At the end of my residency training at the Toronto General Hospital, I went to the MD Anderson Cancer Center in Texas to learn about modern cancer surgery and chemotherapy and then bring that knowledge back to Toronto.  I then went to Peter Bent Brigham Hospital in Boston to study under Dr. Francis Moore, the great physiologist surgical researcher.  By that time he was more interested in liver transplantation, so I was attached to the liver team, and that’s how I became interested in liver surgery.

How has surgery changed in the last 50 years?

The changes have been astounding and have resulted from our improved understanding of physiology and pathophysiology, the remarkable developments in cellular and molecular  biology and genetics, imaging, anaesthesia,  and technological advances in the surgery itself, especially the development of minimally invasive surgery.

An example is the treatment ulcer disease. When I was a resident, the most common treatment for duodenal ulcer was removal of part of the stomach. Before I finished training that approach was replaced by vagotomy – just cutting the nerves to the stomach. Then drugs were developed to reduce acid production in the stomach and that became the first line of treatment, and then it was found that duodenal ulcers were caused by a bacterial infection in the stomach, and they are now treated with antibiotics and rarely need surgery.

You were one of the minds behind our well-recognized Surgeon-Scientist Training Program. How did that program come to be?

My own research training experience as a resident was quite unsatisfactory and the experience of others was quite variable. When I became division head of general surgery at the Toronto General Hospital I recognized the need to provide high quality research training to individuals who we wanted to recruit to our staff. We often sent them elsewhere because of the lack of good training laboratories locally.
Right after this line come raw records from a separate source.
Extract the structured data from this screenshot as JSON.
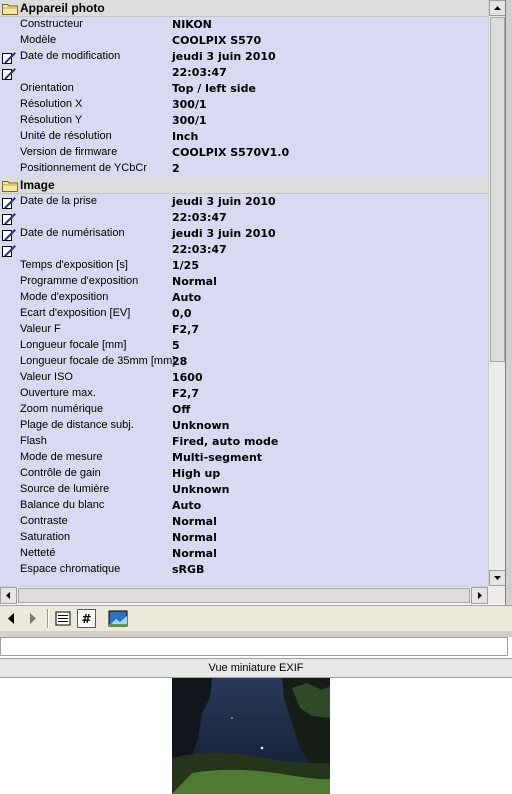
{
  "groups": [
    {
      "title": "Appareil photo",
      "rows": [
        {
          "label": "Constructeur",
          "value": "NIKON"
        },
        {
          "label": "Modèle",
          "value": "COOLPIX S570"
        },
        {
          "label": "Date de modification",
          "value": "jeudi 3 juin 2010",
          "editable": true
        },
        {
          "label": "",
          "value": "22:03:47",
          "editable": true
        },
        {
          "label": "Orientation",
          "value": "Top / left side"
        },
        {
          "label": "Résolution X",
          "value": "300/1"
        },
        {
          "label": "Résolution Y",
          "value": "300/1"
        },
        {
          "label": "Unité de résolution",
          "value": "Inch"
        },
        {
          "label": "Version de firmware",
          "value": "COOLPIX S570V1.0"
        },
        {
          "label": "Positionnement de YCbCr",
          "value": "2"
        }
      ]
    },
    {
      "title": "Image",
      "rows": [
        {
          "label": "Date de la prise",
          "value": "jeudi 3 juin 2010",
          "editable": true
        },
        {
          "label": "",
          "value": "22:03:47",
          "editable": true
        },
        {
          "label": "Date de numérisation",
          "value": "jeudi 3 juin 2010",
          "editable": true
        },
        {
          "label": "",
          "value": "22:03:47",
          "editable": true
        },
        {
          "label": "Temps d'exposition [s]",
          "value": "1/25"
        },
        {
          "label": "Programme d'exposition",
          "value": "Normal"
        },
        {
          "label": "Mode d'exposition",
          "value": "Auto"
        },
        {
          "label": "Ecart d'exposition [EV]",
          "value": "0,0"
        },
        {
          "label": "Valeur F",
          "value": "F2,7"
        },
        {
          "label": "Longueur focale [mm]",
          "value": "5"
        },
        {
          "label": "Longueur focale de 35mm [mm]",
          "value": "28"
        },
        {
          "label": "Valeur ISO",
          "value": "1600"
        },
        {
          "label": "Ouverture max.",
          "value": "F2,7"
        },
        {
          "label": "Zoom numérique",
          "value": "Off"
        },
        {
          "label": "Plage de distance subj.",
          "value": "Unknown"
        },
        {
          "label": "Flash",
          "value": "Fired, auto mode"
        },
        {
          "label": "Mode de mesure",
          "value": "Multi-segment"
        },
        {
          "label": "Contrôle de gain",
          "value": "High up"
        },
        {
          "label": "Source de lumière",
          "value": "Unknown"
        },
        {
          "label": "Balance du blanc",
          "value": "Auto"
        },
        {
          "label": "Contraste",
          "value": "Normal"
        },
        {
          "label": "Saturation",
          "value": "Normal"
        },
        {
          "label": "Netteté",
          "value": "Normal"
        },
        {
          "label": "Espace chromatique",
          "value": "sRGB"
        }
      ]
    }
  ],
  "toolbar": {
    "icons": [
      "back-arrow-icon",
      "forward-arrow-icon",
      "list-view-icon",
      "hash-view-icon",
      "thumbnail-view-icon"
    ]
  },
  "text_field": {
    "value": ""
  },
  "thumbnail": {
    "title": "Vue miniature EXIF"
  },
  "colors": {
    "row_bg": "#d7daf2",
    "group_header_bg": "#dcdcdc",
    "toolbar_bg": "#ece9d8"
  }
}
When I became Chair of the Department of Surgery, I recognized that there was there no system or standards for research training in clinical departments. I asked a group of people dedicated to research to develop standards for a research training program that we could integrate into our clinical training program and that became the Surgeon-Scientist Program. There was quite a bit of opposition at the outset. People thought it was unnecessary to spend two to three years doing research and that young residents would not do it.
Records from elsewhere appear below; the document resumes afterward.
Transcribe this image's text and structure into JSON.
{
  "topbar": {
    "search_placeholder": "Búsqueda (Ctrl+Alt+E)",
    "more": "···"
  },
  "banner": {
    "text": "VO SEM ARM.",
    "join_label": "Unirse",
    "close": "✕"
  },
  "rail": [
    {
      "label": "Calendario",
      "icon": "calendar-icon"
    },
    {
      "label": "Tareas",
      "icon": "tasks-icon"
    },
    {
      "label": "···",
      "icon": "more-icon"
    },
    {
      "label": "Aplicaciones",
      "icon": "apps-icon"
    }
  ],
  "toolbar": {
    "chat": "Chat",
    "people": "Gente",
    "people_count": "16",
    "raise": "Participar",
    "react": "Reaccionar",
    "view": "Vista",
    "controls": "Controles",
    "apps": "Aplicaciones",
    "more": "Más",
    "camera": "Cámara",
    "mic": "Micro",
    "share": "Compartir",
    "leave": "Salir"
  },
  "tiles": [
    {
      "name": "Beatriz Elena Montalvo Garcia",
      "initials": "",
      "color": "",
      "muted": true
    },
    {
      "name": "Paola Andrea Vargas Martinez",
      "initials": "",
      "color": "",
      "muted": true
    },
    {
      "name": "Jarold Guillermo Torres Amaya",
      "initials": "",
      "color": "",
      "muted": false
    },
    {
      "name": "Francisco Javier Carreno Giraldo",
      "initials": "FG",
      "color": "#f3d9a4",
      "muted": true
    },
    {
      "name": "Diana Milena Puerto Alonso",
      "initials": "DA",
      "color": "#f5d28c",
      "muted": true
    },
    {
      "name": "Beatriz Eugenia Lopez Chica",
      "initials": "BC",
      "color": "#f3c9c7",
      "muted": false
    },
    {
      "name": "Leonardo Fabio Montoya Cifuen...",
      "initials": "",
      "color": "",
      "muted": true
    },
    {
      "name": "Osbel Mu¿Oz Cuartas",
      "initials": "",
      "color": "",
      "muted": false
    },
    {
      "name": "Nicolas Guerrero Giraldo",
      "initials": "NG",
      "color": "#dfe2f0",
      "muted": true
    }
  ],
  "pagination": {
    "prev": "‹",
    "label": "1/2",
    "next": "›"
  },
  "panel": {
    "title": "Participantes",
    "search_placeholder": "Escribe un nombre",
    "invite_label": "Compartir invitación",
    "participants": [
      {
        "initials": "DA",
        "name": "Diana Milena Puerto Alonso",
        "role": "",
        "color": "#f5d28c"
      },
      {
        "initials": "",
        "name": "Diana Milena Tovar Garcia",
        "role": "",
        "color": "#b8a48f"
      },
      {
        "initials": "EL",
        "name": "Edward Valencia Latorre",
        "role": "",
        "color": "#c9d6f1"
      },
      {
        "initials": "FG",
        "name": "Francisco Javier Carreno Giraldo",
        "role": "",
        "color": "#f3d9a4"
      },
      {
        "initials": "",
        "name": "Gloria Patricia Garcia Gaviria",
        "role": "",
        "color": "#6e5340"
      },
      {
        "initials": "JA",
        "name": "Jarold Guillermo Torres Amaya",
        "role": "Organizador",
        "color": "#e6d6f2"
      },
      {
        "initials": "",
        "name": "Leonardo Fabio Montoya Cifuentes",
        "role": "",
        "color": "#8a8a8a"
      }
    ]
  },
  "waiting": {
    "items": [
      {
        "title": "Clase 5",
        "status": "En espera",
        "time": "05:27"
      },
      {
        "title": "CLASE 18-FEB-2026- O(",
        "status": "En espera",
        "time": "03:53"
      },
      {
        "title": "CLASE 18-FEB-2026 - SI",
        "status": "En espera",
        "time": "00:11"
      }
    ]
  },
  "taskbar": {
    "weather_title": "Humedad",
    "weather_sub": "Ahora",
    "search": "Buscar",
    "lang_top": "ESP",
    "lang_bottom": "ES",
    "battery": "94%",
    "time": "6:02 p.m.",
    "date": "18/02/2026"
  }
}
We forged ahead, putting the plan in place in 1983, and it has succeeded beyond my wildest dreams. The number of trainees who are enrolled in the Surgeon-Scientist Program has increased tremendously. The percentage of faculty who understand research, who support it and are involved in it has increased dramatically as has the productivity of the department both in the numbers and quality of publications and the grant funding.

What words of wisdom would you give to current students at the Faculty of Medicine?

I went into medicine because I enjoyed the idea of working and interacting with people. Some of the today’s technological and organizational advances in medicine have made it harder for doctors to develop and maintain that relationship with their individual patients.

Current students should make an effort to make a personal connection with patients when they enter practice. In fact, they should do it while they are students. For me, a lot of the satisfaction from the work I did came from that connection to individual patients. I also found that an understanding of one’s patient is often very helpful in deciding what is the best thing to do for that person.